The third priority is engaging with technology vendors and cloud providers to understand their post-quantum cryptography roadmaps. Many dependencies on external systems cannot be migrated unilaterally. TLS configurations, certificate authorities, API authentication systems, and cloud platform cryptographic services must all support post-quantum algorithms before enterprises can fully transition.
The fourth priority is beginning the implementation of post-quantum or hybrid cryptography for the highest-risk systems, building the operational experience and validating the compatibility of new algorithms across the enterprise environment before the full migration is required.
Frequently Asked Questions
How close are quantum computers to being able to run Shor’s algorithm against real-world RSA keys?
Current quantum hardware cannot run Shor’s algorithm at the scale required to threaten real-world RSA key sizes. Estimates suggest that factoring RSA-2048 would require a quantum computer with millions of error-corrected logical qubits, which in turn requires hundreds of millions to billions of physical qubits depending on error rates. Current systems operate with thousands of physical qubits and limited error correction. Expert estimates for when cryptographically relevant quantum computers might emerge vary widely, from under a decade to several decades. The uncertainty is itself the primary reason for acting now rather than waiting for greater timeline clarity.

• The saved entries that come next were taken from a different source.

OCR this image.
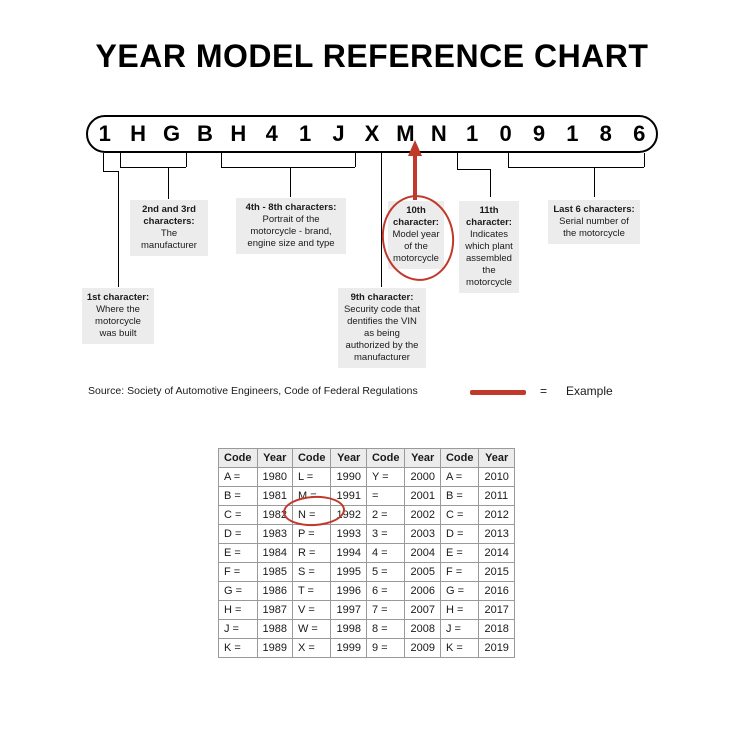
YEAR MODEL REFERENCE CHART
1 H G B H 4 1 J X M N 1 0 9 1 8 6
1st character:
Where the motorcycle was built
2nd and 3rd characters:
The manufacturer
4th - 8th characters:
Portrait of the motorcycle - brand, engine size and type
9th character:
Security code that dentifies the VIN as being authorized by the manufacturer
10th character:
Model year of the motorcycle
11th character:
Indicates which plant assembled the motorcycle
Last 6 characters:
Serial number of the motorcycle
Source: Society of Automotive Engineers, Code of Federal Regulations	= Example
Code	Year	Code	Year	Code	Year	Code	Year
A =	1980	L =	1990	Y =	2000	A =	2010
B =	1981	M =	1991	=	2001	B =	2011
C =	1982	N =	1992	2 =	2002	C =	2012
D =	1983	P =	1993	3 =	2003	D =	2013
E =	1984	R =	1994	4 =	2004	E =	2014
F =	1985	S =	1995	5 =	2005	F =	2015
G =	1986	T =	1996	6 =	2006	G =	2016
H =	1987	V =	1997	7 =	2007	H =	2017
J =	1988	W =	1998	8 =	2008	J =	2018
K =	1989	X =	1999	9 =	2009	K =	2019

Does Shor’s algorithm affect all types of encryption equally?
Shor’s algorithm specifically threatens asymmetric cryptographic systems, including RSA, elliptic curve cryptography, and Diffie-Hellman key exchange, all of which rely on the integer factorization or discrete logarithm problems. It does not directly threaten symmetric encryption algorithms like AES or cryptographic hash functions. Those face a different and less severe threat from Grover’s algorithm, which is addressed by increasing key and output lengths rather than replacing the algorithms themselves. A complete quantum-resilient security posture requires addressing both threats, but they involve different urgencies and different technical responses.
What is the difference between post-quantum cryptography and simply using longer RSA keys?
Increasing RSA key lengths provides no meaningful protection against Shor’s algorithm. Because Shor’s algorithm scales polynomially with the size of the number being factored, increasing key length increases the difficulty of the quantum attack only modestly compared to how dramatically it increases computational cost for legitimate operations. Post-quantum cryptography replaces the mathematical problems targeted by Shor’s algorithm with entirely different problem types, primarily lattice problems and hash functions, for which Shor’s algorithm provides no speedup. Longer RSA keys are not a viable path to quantum resistance; algorithm replacement is.